Microstructural development in high volume fraction gamma prime Ni-base oxide-dispersion-strengthened superalloys
Abstract
The mechanical alloying process has successfully combined oxide-dispersion-strengthening with conventional gamma prime precipitation hardening for advanced gas turbine materials. INCONEL* alloy MA 6000, a mechanically alloyed Ni-base superalloy, has the highest temperature capability among commercially available superalloys. Further improvement of the intermediate temperature strength has been pursued by both increasing the gamma prime content up to 80 vol pct and controlling the additions of refractory metals.
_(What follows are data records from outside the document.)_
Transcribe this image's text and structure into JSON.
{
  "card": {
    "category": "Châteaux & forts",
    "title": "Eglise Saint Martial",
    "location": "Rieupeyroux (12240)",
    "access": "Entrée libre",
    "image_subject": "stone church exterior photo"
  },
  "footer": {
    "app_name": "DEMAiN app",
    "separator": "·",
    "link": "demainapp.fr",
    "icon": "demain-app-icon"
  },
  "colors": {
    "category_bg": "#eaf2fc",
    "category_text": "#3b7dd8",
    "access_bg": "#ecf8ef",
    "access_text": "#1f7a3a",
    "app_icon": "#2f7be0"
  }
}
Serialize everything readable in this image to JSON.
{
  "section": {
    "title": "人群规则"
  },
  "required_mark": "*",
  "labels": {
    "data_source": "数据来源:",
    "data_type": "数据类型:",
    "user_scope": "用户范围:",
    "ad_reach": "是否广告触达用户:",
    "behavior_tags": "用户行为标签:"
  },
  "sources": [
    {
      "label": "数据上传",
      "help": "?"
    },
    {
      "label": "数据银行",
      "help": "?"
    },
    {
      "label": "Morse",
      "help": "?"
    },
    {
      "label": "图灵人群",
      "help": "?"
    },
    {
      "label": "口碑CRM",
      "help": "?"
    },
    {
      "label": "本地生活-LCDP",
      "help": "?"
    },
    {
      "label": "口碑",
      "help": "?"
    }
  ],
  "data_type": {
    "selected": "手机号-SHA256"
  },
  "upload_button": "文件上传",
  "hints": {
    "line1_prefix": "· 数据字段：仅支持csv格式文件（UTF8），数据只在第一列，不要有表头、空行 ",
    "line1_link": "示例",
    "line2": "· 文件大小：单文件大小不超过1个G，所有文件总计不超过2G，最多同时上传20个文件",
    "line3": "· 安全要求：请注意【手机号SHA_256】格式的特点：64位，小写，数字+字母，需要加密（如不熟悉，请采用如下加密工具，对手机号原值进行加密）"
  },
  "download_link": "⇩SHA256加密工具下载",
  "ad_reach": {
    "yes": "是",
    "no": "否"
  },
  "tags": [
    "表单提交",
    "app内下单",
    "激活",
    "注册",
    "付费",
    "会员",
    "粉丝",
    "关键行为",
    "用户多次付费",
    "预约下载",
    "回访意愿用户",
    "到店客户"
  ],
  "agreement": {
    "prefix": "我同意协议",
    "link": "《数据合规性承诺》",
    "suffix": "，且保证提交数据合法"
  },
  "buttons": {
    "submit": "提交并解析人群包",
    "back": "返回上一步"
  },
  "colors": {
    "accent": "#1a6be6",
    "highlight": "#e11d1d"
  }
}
The microstructural development of these new experimental alloys is reported in this paper, especially for an alloy, nominally identified as Alloy 51, having the composition Ni-9.3 pct Cr-8.5 pct Al-6.6 pct W-3.4 pct Mo-0.15 pct Zr-0.01 pct B-l.l pct Y2O3 (wt pct). Both the primary and the secondary recrystallized microstructures of the alloy were characterized in terms of gamma grain structure, gamma prime precipitate morphology, orientation relationships, dispersoids, carbide/nitride particles, and chemical composition of intermetallic phases. The microstructural stability of the alloy under stress rupture conditions was also investigated in terms of coarsening/coalescence of gamma prime precipitates. Correlation of the microstructural information with the high temperature properties of the alloy is also briefly discussed. © 1985 The Minerals, Metals & Materials Society - ASM International - The Materials Information Society.